Another challenge was that some of the devices I wanted to hack were expensive and hard to get my hands on. I had to be creative by viewing different sources that are verified information, and not just any information I came across over the net.
Finally, I had to figure out how the device worked before I could start hacking it. This meant reverse engineering its software and hardware by viewing other cyber professionals executing it successfully.
How did you overcome those challenges?
One of the challenges I faced was trying to understand all the different types of devices and how they worked. It was very difficult to keep up with all the new devices that were being released, and I often felt like I was playing catch-up.
Despite all these challenges, I persevered and started eventually to really understand what I was trying to accomplish in a very short time frame, but I had to do a lot of work in the field. Finally, I overcame this challenge by using my strong work ethic and determination to push through the difficult times.
My biggest advice for others is to learn as much as you can because it will get you one step closer to your goal. This knowledge will serve you later down the road when you are faced with a new project or problem that requires technical know-how about a particular device. It also helps you to be able to apply your knowledge in a different area of the security realm.
The bottom line is that you should never stop learning because it will truly help you understand how devices work and how networks are constructed. I encourage others who may be struggling with this challenge to push on because there is always a way around any obstacle when you put your mind to it.
How would you do the project differently if it was within the context of an industry setting for a job?

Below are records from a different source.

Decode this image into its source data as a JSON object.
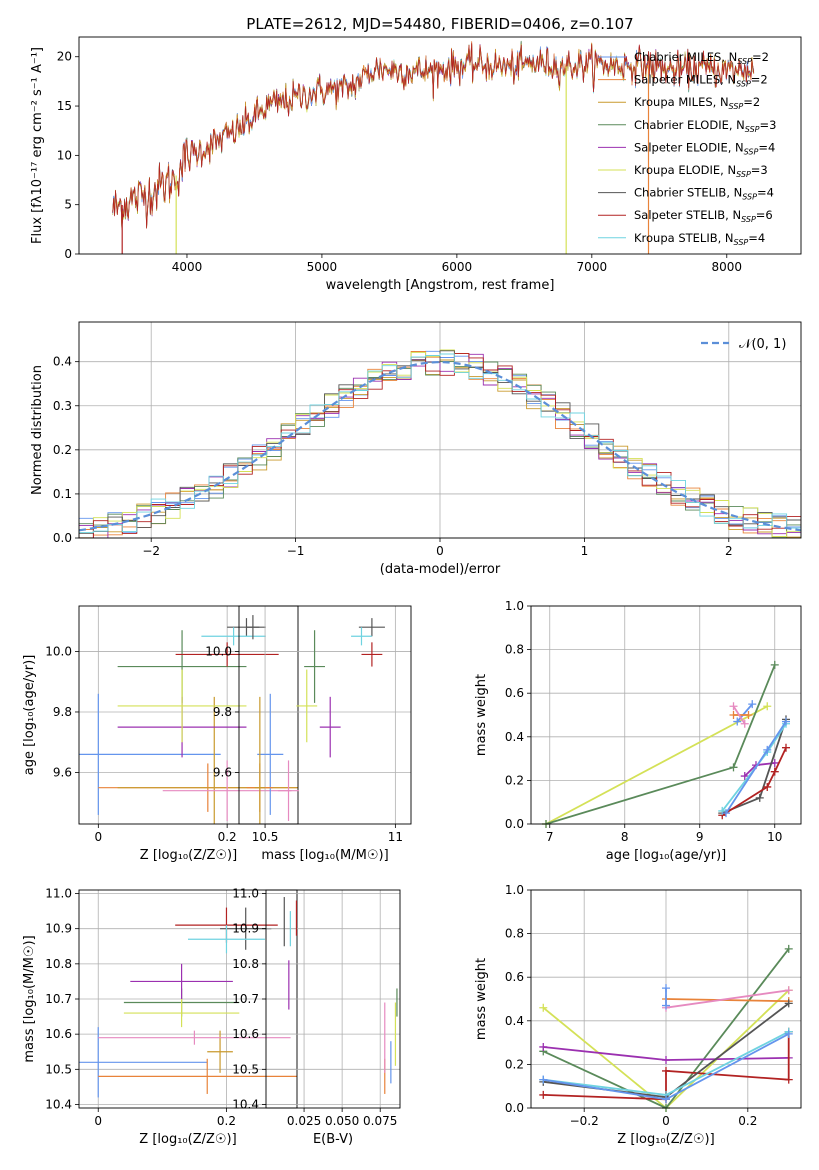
{
  "figure_title": "PLATE=2612, MJD=54480, FIBERID=0406, z=0.107",
  "colors": {
    "Chabrier MILES": "#6495ed",
    "Salpeter MILES": "#e8833a",
    "Kroupa MILES": "#c99a2e",
    "Chabrier ELODIE": "#5a8a5a",
    "Salpeter ELODIE": "#9b30b0",
    "Kroupa ELODIE": "#d4e157",
    "Chabrier STELIB": "#555555",
    "Salpeter STELIB": "#b22222",
    "Kroupa STELIB": "#6fd3e0",
    "pink": "#e68ac0"
  },
  "chart_data": [
    {
      "id": "spectrum",
      "type": "line",
      "xlabel": "wavelength [Angstrom, rest frame]",
      "ylabel": "Flux [fλ10⁻¹⁷ erg cm⁻² s⁻¹ A⁻¹]",
      "xlim": [
        3200,
        8550
      ],
      "ylim": [
        0,
        22
      ],
      "xticks": [
        4000,
        5000,
        6000,
        7000,
        8000
      ],
      "yticks": [
        0,
        5,
        10,
        15,
        20
      ],
      "continuum": [
        [
          3450,
          4.5
        ],
        [
          3600,
          5.5
        ],
        [
          3700,
          6
        ],
        [
          3800,
          6.8
        ],
        [
          3900,
          7.5
        ],
        [
          4000,
          9.8
        ],
        [
          4200,
          11.2
        ],
        [
          4400,
          12.8
        ],
        [
          4600,
          15
        ],
        [
          4800,
          15.8
        ],
        [
          5000,
          16.6
        ],
        [
          5200,
          16.8
        ],
        [
          5400,
          18.8
        ],
        [
          5600,
          18.6
        ],
        [
          5800,
          18.5
        ],
        [
          6000,
          19.1
        ],
        [
          6200,
          19.2
        ],
        [
          6400,
          18.9
        ],
        [
          6600,
          19.4
        ],
        [
          6800,
          19
        ],
        [
          7000,
          19.3
        ],
        [
          7200,
          19.1
        ],
        [
          7400,
          19.2
        ],
        [
          7600,
          18.6
        ],
        [
          7800,
          18.8
        ],
        [
          8000,
          18.6
        ],
        [
          8200,
          18.7
        ]
      ],
      "legend": {
        "placement": "top-right",
        "entries": [
          {
            "label": "Chabrier MILES, N",
            "sub": "SSP",
            "tail": "=2"
          },
          {
            "label": "Salpeter MILES, N",
            "sub": "SSP",
            "tail": "=2"
          },
          {
            "label": "Kroupa MILES, N",
            "sub": "SSP",
            "tail": "=2"
          },
          {
            "label": "Chabrier ELODIE, N",
            "sub": "SSP",
            "tail": "=3"
          },
          {
            "label": "Salpeter ELODIE, N",
            "sub": "SSP",
            "tail": "=4"
          },
          {
            "label": "Kroupa ELODIE, N",
            "sub": "SSP",
            "tail": "=3"
          },
          {
            "label": "Chabrier STELIB, N",
            "sub": "SSP",
            "tail": "=4"
          },
          {
            "label": "Salpeter STELIB, N",
            "sub": "SSP",
            "tail": "=6"
          },
          {
            "label": "Kroupa STELIB, N",
            "sub": "SSP",
            "tail": "=4"
          }
        ]
      }
    },
    {
      "id": "residuals",
      "type": "histogram",
      "xlabel": "(data-model)/error",
      "ylabel": "Normed distribution",
      "xlim": [
        -2.5,
        2.5
      ],
      "ylim": [
        0,
        0.49
      ],
      "xticks": [
        -2,
        -1,
        0,
        1,
        2
      ],
      "yticks": [
        0.0,
        0.1,
        0.2,
        0.3,
        0.4
      ],
      "grid": true,
      "legend_label": "𝒩(0, 1)",
      "gaussian": {
        "mu": 0,
        "sigma": 1
      }
    },
    {
      "id": "age_vs_Z",
      "type": "errorbar",
      "xlabel": "Z [log₁₀(Z/Z☉)]",
      "ylabel": "age  [log₁₀(age/yr)]",
      "xlim": [
        -0.03,
        0.31
      ],
      "ylim": [
        9.43,
        10.15
      ],
      "xticks": [
        0.0,
        0.2
      ],
      "yticks": [
        9.6,
        9.8,
        10.0
      ],
      "grid": true,
      "points": [
        {
          "c": "Chabrier MILES",
          "x": 0.0,
          "y": 9.66,
          "xerr": 0.19,
          "yerr": 0.2
        },
        {
          "c": "Salpeter MILES",
          "x": 0.17,
          "y": 9.55,
          "xerr": 0.17,
          "yerr": 0.08
        },
        {
          "c": "Kroupa MILES",
          "x": 0.18,
          "y": 9.55,
          "xerr": 0.15,
          "yerr": 0.3
        },
        {
          "c": "Chabrier ELODIE",
          "x": 0.13,
          "y": 9.95,
          "xerr": 0.1,
          "yerr": 0.12
        },
        {
          "c": "Salpeter ELODIE",
          "x": 0.13,
          "y": 9.75,
          "xerr": 0.1,
          "yerr": 0.1
        },
        {
          "c": "Kroupa ELODIE",
          "x": 0.13,
          "y": 9.82,
          "xerr": 0.1,
          "yerr": 0.12
        },
        {
          "c": "Chabrier STELIB",
          "x": 0.23,
          "y": 10.08,
          "xerr": 0.03,
          "yerr": 0.03
        },
        {
          "c": "Salpeter STELIB",
          "x": 0.2,
          "y": 9.99,
          "xerr": 0.08,
          "yerr": 0.04
        },
        {
          "c": "Kroupa STELIB",
          "x": 0.21,
          "y": 10.05,
          "xerr": 0.05,
          "yerr": 0.03
        },
        {
          "c": "pink",
          "x": 0.2,
          "y": 9.54,
          "xerr": 0.1,
          "yerr": 0.1
        },
        {
          "c": "Chabrier STELIB",
          "x": 0.24,
          "y": 10.08,
          "xerr": 0.01,
          "yerr": 0.04
        }
      ]
    },
    {
      "id": "age_vs_mass",
      "type": "errorbar",
      "xlabel": "mass [log₁₀(M/M☉)]",
      "ylabel": "",
      "xlim": [
        10.4,
        11.06
      ],
      "ylim": [
        9.43,
        10.15
      ],
      "xticks": [
        10.5,
        11.0
      ],
      "yticks": [
        9.6,
        9.8,
        10.0
      ],
      "grid": true,
      "points": [
        {
          "c": "Chabrier MILES",
          "x": 10.52,
          "y": 9.66,
          "xerr": 0.05,
          "yerr": 0.2
        },
        {
          "c": "Salpeter MILES",
          "x": 10.48,
          "y": 9.55,
          "xerr": 0.05,
          "yerr": 0.08
        },
        {
          "c": "Kroupa MILES",
          "x": 10.48,
          "y": 9.55,
          "xerr": 0.02,
          "yerr": 0.3
        },
        {
          "c": "Chabrier ELODIE",
          "x": 10.69,
          "y": 9.95,
          "xerr": 0.04,
          "yerr": 0.12
        },
        {
          "c": "Salpeter ELODIE",
          "x": 10.75,
          "y": 9.75,
          "xerr": 0.04,
          "yerr": 0.1
        },
        {
          "c": "Kroupa ELODIE",
          "x": 10.66,
          "y": 9.82,
          "xerr": 0.04,
          "yerr": 0.12
        },
        {
          "c": "Chabrier STELIB",
          "x": 10.91,
          "y": 10.08,
          "xerr": 0.05,
          "yerr": 0.03
        },
        {
          "c": "Salpeter STELIB",
          "x": 10.91,
          "y": 9.99,
          "xerr": 0.04,
          "yerr": 0.04
        },
        {
          "c": "Kroupa STELIB",
          "x": 10.87,
          "y": 10.05,
          "xerr": 0.04,
          "yerr": 0.03
        },
        {
          "c": "pink",
          "x": 10.59,
          "y": 9.54,
          "xerr": 0.04,
          "yerr": 0.1
        }
      ]
    },
    {
      "id": "massweight_vs_age",
      "type": "line",
      "xlabel": "age  [log₁₀(age/yr)]",
      "ylabel": "mass weight",
      "xlim": [
        6.75,
        10.35
      ],
      "ylim": [
        0,
        1.0
      ],
      "xticks": [
        7,
        8,
        9,
        10
      ],
      "yticks": [
        0.0,
        0.2,
        0.4,
        0.6,
        0.8,
        1.0
      ],
      "grid": true,
      "series": [
        {
          "c": "Kroupa ELODIE",
          "x": [
            6.95,
            9.9
          ],
          "y": [
            0.0,
            0.54
          ]
        },
        {
          "c": "Chabrier ELODIE",
          "x": [
            6.95,
            9.45,
            10.0
          ],
          "y": [
            0.0,
            0.26,
            0.73
          ]
        },
        {
          "c": "Salpeter ELODIE",
          "x": [
            9.6,
            9.75,
            10.0
          ],
          "y": [
            0.22,
            0.27,
            0.28
          ]
        },
        {
          "c": "Chabrier MILES",
          "x": [
            9.5,
            9.7
          ],
          "y": [
            0.47,
            0.55
          ]
        },
        {
          "c": "Salpeter MILES",
          "x": [
            9.45,
            9.65
          ],
          "y": [
            0.5,
            0.5
          ]
        },
        {
          "c": "pink",
          "x": [
            9.45,
            9.6
          ],
          "y": [
            0.54,
            0.46
          ]
        },
        {
          "c": "Chabrier STELIB",
          "x": [
            9.3,
            9.8,
            10.15
          ],
          "y": [
            0.05,
            0.12,
            0.48
          ]
        },
        {
          "c": "Salpeter STELIB",
          "x": [
            9.3,
            9.9,
            10.0,
            10.15
          ],
          "y": [
            0.04,
            0.17,
            0.24,
            0.35
          ]
        },
        {
          "c": "Kroupa STELIB",
          "x": [
            9.3,
            9.9,
            10.15
          ],
          "y": [
            0.06,
            0.33,
            0.46
          ]
        },
        {
          "c": "Chabrier MILES",
          "x": [
            9.35,
            9.9,
            10.15
          ],
          "y": [
            0.05,
            0.34,
            0.47
          ]
        }
      ]
    },
    {
      "id": "mass_vs_Z",
      "type": "errorbar",
      "xlabel": "Z [log₁₀(Z/Z☉)]",
      "ylabel": "mass [log₁₀(M/M☉)]",
      "xlim": [
        -0.03,
        0.31
      ],
      "ylim": [
        10.39,
        11.01
      ],
      "xticks": [
        0.0,
        0.2
      ],
      "yticks": [
        10.4,
        10.5,
        10.6,
        10.7,
        10.8,
        10.9,
        11.0
      ],
      "grid": true,
      "points": [
        {
          "c": "Chabrier MILES",
          "x": 0.0,
          "y": 10.52,
          "xerr": 0.17,
          "yerr": 0.1
        },
        {
          "c": "Salpeter MILES",
          "x": 0.17,
          "y": 10.48,
          "xerr": 0.17,
          "yerr": 0.05
        },
        {
          "c": "Kroupa MILES",
          "x": 0.19,
          "y": 10.55,
          "xerr": 0.02,
          "yerr": 0.06
        },
        {
          "c": "Chabrier ELODIE",
          "x": 0.13,
          "y": 10.69,
          "xerr": 0.09,
          "yerr": 0.04
        },
        {
          "c": "Salpeter ELODIE",
          "x": 0.13,
          "y": 10.75,
          "xerr": 0.08,
          "yerr": 0.05
        },
        {
          "c": "Kroupa ELODIE",
          "x": 0.13,
          "y": 10.66,
          "xerr": 0.09,
          "yerr": 0.04
        },
        {
          "c": "Chabrier STELIB",
          "x": 0.23,
          "y": 10.9,
          "xerr": 0.04,
          "yerr": 0.06
        },
        {
          "c": "Salpeter STELIB",
          "x": 0.2,
          "y": 10.91,
          "xerr": 0.08,
          "yerr": 0.05
        },
        {
          "c": "Kroupa STELIB",
          "x": 0.2,
          "y": 10.87,
          "xerr": 0.06,
          "yerr": 0.04
        },
        {
          "c": "pink",
          "x": 0.15,
          "y": 10.59,
          "xerr": 0.15,
          "yerr": 0.02
        }
      ]
    },
    {
      "id": "mass_vs_ebv",
      "type": "errorbar",
      "xlabel": "E(B-V)",
      "ylabel": "",
      "xlim": [
        0.0,
        0.088
      ],
      "ylim": [
        10.39,
        11.01
      ],
      "xticks": [
        0.025,
        0.05,
        0.075
      ],
      "xticklabels": [
        "0.025",
        "0.050",
        "0.075"
      ],
      "yticks": [
        10.4,
        10.5,
        10.6,
        10.7,
        10.8,
        10.9,
        11.0
      ],
      "grid": true,
      "points": [
        {
          "c": "Chabrier MILES",
          "x": 0.082,
          "y": 10.52,
          "xerr": 0,
          "yerr": 0.06
        },
        {
          "c": "Salpeter MILES",
          "x": 0.078,
          "y": 10.48,
          "xerr": 0,
          "yerr": 0.05
        },
        {
          "c": "Kroupa ELODIE",
          "x": 0.085,
          "y": 10.6,
          "xerr": 0,
          "yerr": 0.09
        },
        {
          "c": "Chabrier ELODIE",
          "x": 0.086,
          "y": 10.69,
          "xerr": 0,
          "yerr": 0.04
        },
        {
          "c": "pink",
          "x": 0.078,
          "y": 10.59,
          "xerr": 0,
          "yerr": 0.1
        },
        {
          "c": "Salpeter ELODIE",
          "x": 0.015,
          "y": 10.74,
          "xerr": 0,
          "yerr": 0.07
        },
        {
          "c": "Chabrier STELIB",
          "x": 0.012,
          "y": 10.92,
          "xerr": 0,
          "yerr": 0.07
        },
        {
          "c": "Salpeter STELIB",
          "x": 0.02,
          "y": 10.93,
          "xerr": 0,
          "yerr": 0.05
        },
        {
          "c": "Kroupa STELIB",
          "x": 0.016,
          "y": 10.9,
          "xerr": 0,
          "yerr": 0.05
        }
      ]
    },
    {
      "id": "massweight_vs_Z",
      "type": "line",
      "xlabel": "Z [log₁₀(Z/Z☉)]",
      "ylabel": "mass weight",
      "xlim": [
        -0.33,
        0.33
      ],
      "ylim": [
        0,
        1.0
      ],
      "xticks": [
        -0.2,
        0.0,
        0.2
      ],
      "yticks": [
        0.0,
        0.2,
        0.4,
        0.6,
        0.8,
        1.0
      ],
      "grid": true,
      "series": [
        {
          "c": "Kroupa ELODIE",
          "x": [
            -0.3,
            0.0,
            0.3
          ],
          "y": [
            0.46,
            0.0,
            0.54
          ]
        },
        {
          "c": "Chabrier ELODIE",
          "x": [
            -0.3,
            0.0,
            0.3
          ],
          "y": [
            0.26,
            0.0,
            0.73
          ]
        },
        {
          "c": "Salpeter ELODIE",
          "x": [
            -0.3,
            0.0,
            0.3
          ],
          "y": [
            0.28,
            0.22,
            0.23
          ]
        },
        {
          "c": "Salpeter MILES",
          "x": [
            0.0,
            0.3
          ],
          "y": [
            0.5,
            0.49
          ]
        },
        {
          "c": "pink",
          "x": [
            0.0,
            0.3
          ],
          "y": [
            0.46,
            0.54
          ]
        },
        {
          "c": "Chabrier MILES",
          "x": [
            0.0,
            0.0
          ],
          "y": [
            0.47,
            0.55
          ]
        },
        {
          "c": "Salpeter STELIB",
          "x": [
            -0.3,
            0.0,
            0.0,
            0.3,
            0.3
          ],
          "y": [
            0.06,
            0.04,
            0.17,
            0.13,
            0.35
          ]
        },
        {
          "c": "Chabrier STELIB",
          "x": [
            -0.3,
            0.0,
            0.3
          ],
          "y": [
            0.12,
            0.05,
            0.48
          ]
        },
        {
          "c": "Kroupa STELIB",
          "x": [
            -0.3,
            0.0,
            0.3
          ],
          "y": [
            0.13,
            0.06,
            0.35
          ]
        },
        {
          "c": "Chabrier MILES",
          "x": [
            -0.3,
            0.0,
            0.3
          ],
          "y": [
            0.13,
            0.04,
            0.34
          ]
        }
      ]
    }
  ]
}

If I were to do the project again in an industry setting, I would take more time to plan and design the study.
What was the end result?
I’m glad that I was able to share my story with you and I hope it gives you a better understanding of the risks involved with medical devices.
My journey has been an interesting one, and I’m grateful for everything I’ve learned along the way.
Who helped along the way?
Several people helped me along the way. I was supported by my sister-in-law, who was caring for my wife, who unfortunately was diagnosed with stage 3 cancer just after I enrolled in the course.
Although it was extremely difficult, my wife Corrie encouraged me to finish the course despite the unfortunate turn of events. Michell’s support in every way, from taking her to chemotherapy when I couldn’t, to ensuring she ate well and stayed comfortable at her house, was just astounding.
The journey I took to hack medical devices would not have been possible without some very talented people. Their guidance and support have been invaluable to me. It was Luke Elin, my fantastic instructor, who helped me conceptualise this project. He gave me advice on how to approach the problem and how to build a comprehensive solution. I am grateful for Sid’s input throughout my work as well; his guidance was critical.